Jacques Rivette est le grand funambule du cinéma français et son tout dernier film, 36 vues du pic Saint-Loup (2009) en a délivré l'image ultime, aussi simple que sublime, avec Jane Birkin au travail de se tenir sans tomber sur le fil. Pour lui, faire un film c'est inventer une forme qui tienne à une idée (langienne - c'est ici le cercle), inscrite d'emblée avant d'être perdue de vue, à l'épreuve des improvisations et de la durée (Warhol en Renoir au carré), pour être à la fin retrouvée. Comme le chat retombe sur ses pieds ou bien encore le culbuto avec lequel s'amusent Claire et Sébastien.
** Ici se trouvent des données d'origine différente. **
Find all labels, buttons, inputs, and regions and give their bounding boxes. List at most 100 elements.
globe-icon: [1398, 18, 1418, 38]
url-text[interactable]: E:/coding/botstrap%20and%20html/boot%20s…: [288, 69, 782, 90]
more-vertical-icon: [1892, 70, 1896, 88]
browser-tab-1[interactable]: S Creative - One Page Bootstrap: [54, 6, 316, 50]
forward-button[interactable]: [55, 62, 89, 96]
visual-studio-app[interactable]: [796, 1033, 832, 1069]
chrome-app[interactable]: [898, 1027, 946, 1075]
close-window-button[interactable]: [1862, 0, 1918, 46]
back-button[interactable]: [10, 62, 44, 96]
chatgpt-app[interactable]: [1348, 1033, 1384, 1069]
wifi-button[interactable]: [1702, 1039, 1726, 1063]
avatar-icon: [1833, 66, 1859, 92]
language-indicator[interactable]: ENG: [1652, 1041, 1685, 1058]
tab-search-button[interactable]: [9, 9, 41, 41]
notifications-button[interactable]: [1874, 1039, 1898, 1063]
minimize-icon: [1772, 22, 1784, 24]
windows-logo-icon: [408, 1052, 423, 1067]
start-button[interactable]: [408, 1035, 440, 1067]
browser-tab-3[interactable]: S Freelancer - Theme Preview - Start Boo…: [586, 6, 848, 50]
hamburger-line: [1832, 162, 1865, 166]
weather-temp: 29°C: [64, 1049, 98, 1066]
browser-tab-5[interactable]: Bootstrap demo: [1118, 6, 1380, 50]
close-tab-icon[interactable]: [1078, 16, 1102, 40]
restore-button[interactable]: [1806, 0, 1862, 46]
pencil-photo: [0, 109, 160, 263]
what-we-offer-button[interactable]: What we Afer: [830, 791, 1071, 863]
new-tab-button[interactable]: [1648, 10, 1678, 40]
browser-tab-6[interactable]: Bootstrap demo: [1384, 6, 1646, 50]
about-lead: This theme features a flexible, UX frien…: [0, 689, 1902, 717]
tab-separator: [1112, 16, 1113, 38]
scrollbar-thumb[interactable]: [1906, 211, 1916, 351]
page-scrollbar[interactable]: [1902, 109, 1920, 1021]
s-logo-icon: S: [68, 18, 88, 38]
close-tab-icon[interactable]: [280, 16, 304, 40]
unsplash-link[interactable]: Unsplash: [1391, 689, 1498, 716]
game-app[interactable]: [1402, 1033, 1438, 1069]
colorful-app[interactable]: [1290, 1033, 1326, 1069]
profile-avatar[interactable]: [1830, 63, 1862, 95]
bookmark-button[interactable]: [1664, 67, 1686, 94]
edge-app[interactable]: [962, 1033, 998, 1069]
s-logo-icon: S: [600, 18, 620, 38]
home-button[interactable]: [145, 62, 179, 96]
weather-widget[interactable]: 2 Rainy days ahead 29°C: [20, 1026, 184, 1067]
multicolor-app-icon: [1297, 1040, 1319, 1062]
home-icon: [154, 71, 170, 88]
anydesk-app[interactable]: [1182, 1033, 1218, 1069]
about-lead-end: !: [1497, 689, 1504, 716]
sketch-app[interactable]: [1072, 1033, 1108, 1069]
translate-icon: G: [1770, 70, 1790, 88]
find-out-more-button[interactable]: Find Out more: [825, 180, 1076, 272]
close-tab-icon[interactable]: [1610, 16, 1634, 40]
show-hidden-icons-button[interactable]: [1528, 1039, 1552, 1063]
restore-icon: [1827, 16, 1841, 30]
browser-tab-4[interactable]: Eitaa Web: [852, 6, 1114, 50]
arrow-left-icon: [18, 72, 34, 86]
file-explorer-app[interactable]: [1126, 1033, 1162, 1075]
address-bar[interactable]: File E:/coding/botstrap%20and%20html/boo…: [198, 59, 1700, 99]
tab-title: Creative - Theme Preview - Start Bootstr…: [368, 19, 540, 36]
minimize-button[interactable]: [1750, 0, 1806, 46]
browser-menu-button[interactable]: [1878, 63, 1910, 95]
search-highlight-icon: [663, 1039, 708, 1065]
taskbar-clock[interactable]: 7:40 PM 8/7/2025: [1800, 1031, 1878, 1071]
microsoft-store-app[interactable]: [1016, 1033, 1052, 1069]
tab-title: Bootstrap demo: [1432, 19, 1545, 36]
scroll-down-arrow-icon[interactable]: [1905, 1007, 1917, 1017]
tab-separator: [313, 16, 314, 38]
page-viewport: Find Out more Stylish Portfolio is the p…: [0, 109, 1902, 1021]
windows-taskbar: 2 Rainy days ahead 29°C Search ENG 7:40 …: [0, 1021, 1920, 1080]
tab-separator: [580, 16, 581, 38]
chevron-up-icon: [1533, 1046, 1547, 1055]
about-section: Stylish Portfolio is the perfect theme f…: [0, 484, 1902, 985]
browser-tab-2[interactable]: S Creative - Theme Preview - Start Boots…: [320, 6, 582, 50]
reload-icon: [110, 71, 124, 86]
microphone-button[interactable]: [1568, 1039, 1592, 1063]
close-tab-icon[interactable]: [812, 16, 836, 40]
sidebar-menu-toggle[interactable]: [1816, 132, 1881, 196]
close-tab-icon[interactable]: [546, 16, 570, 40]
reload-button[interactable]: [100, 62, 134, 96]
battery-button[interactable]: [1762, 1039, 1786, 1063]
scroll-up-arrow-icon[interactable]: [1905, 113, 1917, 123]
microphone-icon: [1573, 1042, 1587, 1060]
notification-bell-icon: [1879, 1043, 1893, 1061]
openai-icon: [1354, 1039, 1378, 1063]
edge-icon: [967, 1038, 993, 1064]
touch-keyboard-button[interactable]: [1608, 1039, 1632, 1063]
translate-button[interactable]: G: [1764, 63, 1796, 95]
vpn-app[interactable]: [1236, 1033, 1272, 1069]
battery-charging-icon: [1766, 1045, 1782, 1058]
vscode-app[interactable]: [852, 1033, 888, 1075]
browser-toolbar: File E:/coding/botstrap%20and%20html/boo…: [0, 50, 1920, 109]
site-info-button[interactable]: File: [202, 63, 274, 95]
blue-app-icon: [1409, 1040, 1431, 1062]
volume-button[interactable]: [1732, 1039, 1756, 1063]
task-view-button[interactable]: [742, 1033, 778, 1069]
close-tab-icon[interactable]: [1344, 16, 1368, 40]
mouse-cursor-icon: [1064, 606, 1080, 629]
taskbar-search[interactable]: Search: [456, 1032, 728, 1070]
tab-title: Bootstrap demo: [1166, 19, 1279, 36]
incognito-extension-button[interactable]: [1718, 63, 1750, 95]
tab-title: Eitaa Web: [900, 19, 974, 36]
Et même si Claire préfère au chaton le chien qu'elle n'aura jamais, le basset artésien normand est l'animal qui donne une bonne image de l'étirement qu'exige la durée rivettienne.

 

 

 

Après tout, la leçon avait été généreusement prodiguée à Jacques Rivette par Jean Renoir (en fait le second en a donné au premier l'idée comme deux bandes magnétiques), dans une guinguette de la Marne lors d'un après-midi arrosé : la caméra tourne et le cinéma se fait, la machine tourne comme la Terre autour du Soleil.

 

 

 

Cela qui avait été déjà énoncé par Galilée : « E pur si muove ! », « Et pourtant elle tourne ».

 

 

 

Le cinéma de Jacques Rivette l'a si bien compris que ses films en bénéficient aujourd'hui, L'Amour fou rené des cendres de la copie 35 mm. brûlé en 1973. Le feu, toujours, Jeanne et autres filles de feu revenues de Gérard de Nerval. Et, puis, dans l'Andromaque, Michel Delahaye joue le gouverneur Phénix.

 

 

 

Les films de Jacques Rivette tournent, ils n'en finiront pas de tourner. Son cinéma brûle, il n'en finira jamais de renaître de ses cendres.